The key difference? AI’s opacity. Unlike cloud pricing, which can be audited, LLM training data is often proprietary. A CEO who claims “our AI is unbiased” can’t prove it—because the model’s decision-making process is effectively unexplainable.
The 90-Day Reality Check
By late 2026, we’ll see a wave of AI project cancellations as CEOs confront the “last mile.” The companies that survive will be those that:
- Treat AI as a co-pilot, not a replacement.

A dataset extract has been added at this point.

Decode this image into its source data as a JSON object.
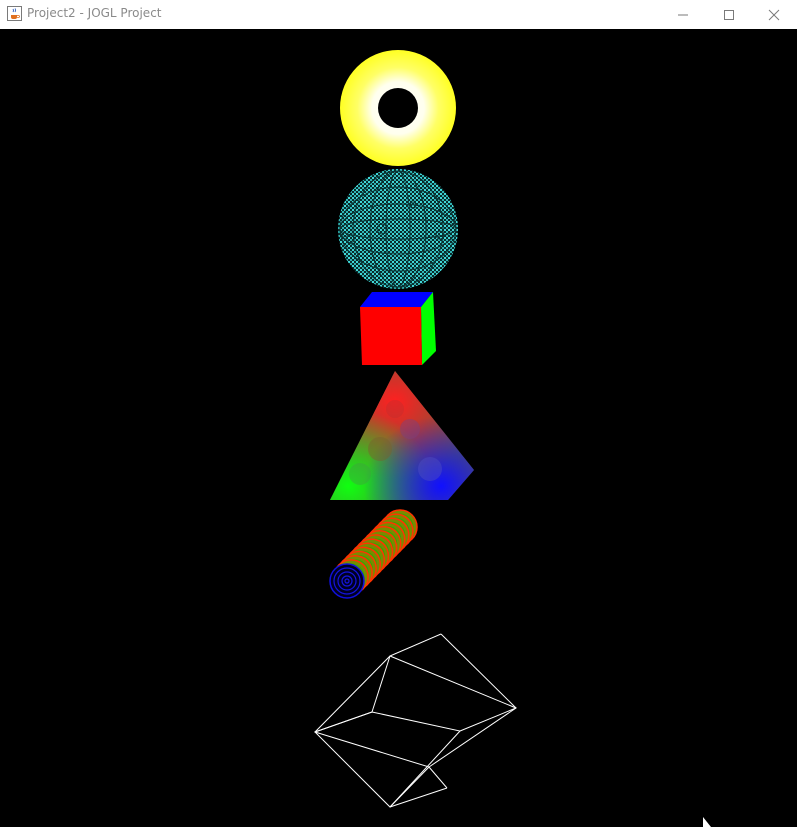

- Benchmark against real-world SLAs, not demo conditions.
- Avoid proprietary lock-in by using open standards (e.g., ONNX for model portability).
The rest? They’ll be the ones explaining to investors why their “AI-powered” product is still 80% manual labor.
The Takeaway: How to Avoid AI Psychosis
Levie’s advice—”use AI a ton to see what it can’t do”—is the only rational path forward. But it requires:
- Engineering-led pilots (not marketing demos).
- Cost-benefit analysis beyond “cool factor.”
- Contingency plans for hallucinations (e.g., OpenAI’s evaluation frameworks).
The tech industry has survived many hype cycles. But AI psychosis isn’t just another bubble—it’s a structural risk. The companies that thrive will be those that treat AI as a tool, not a messiah.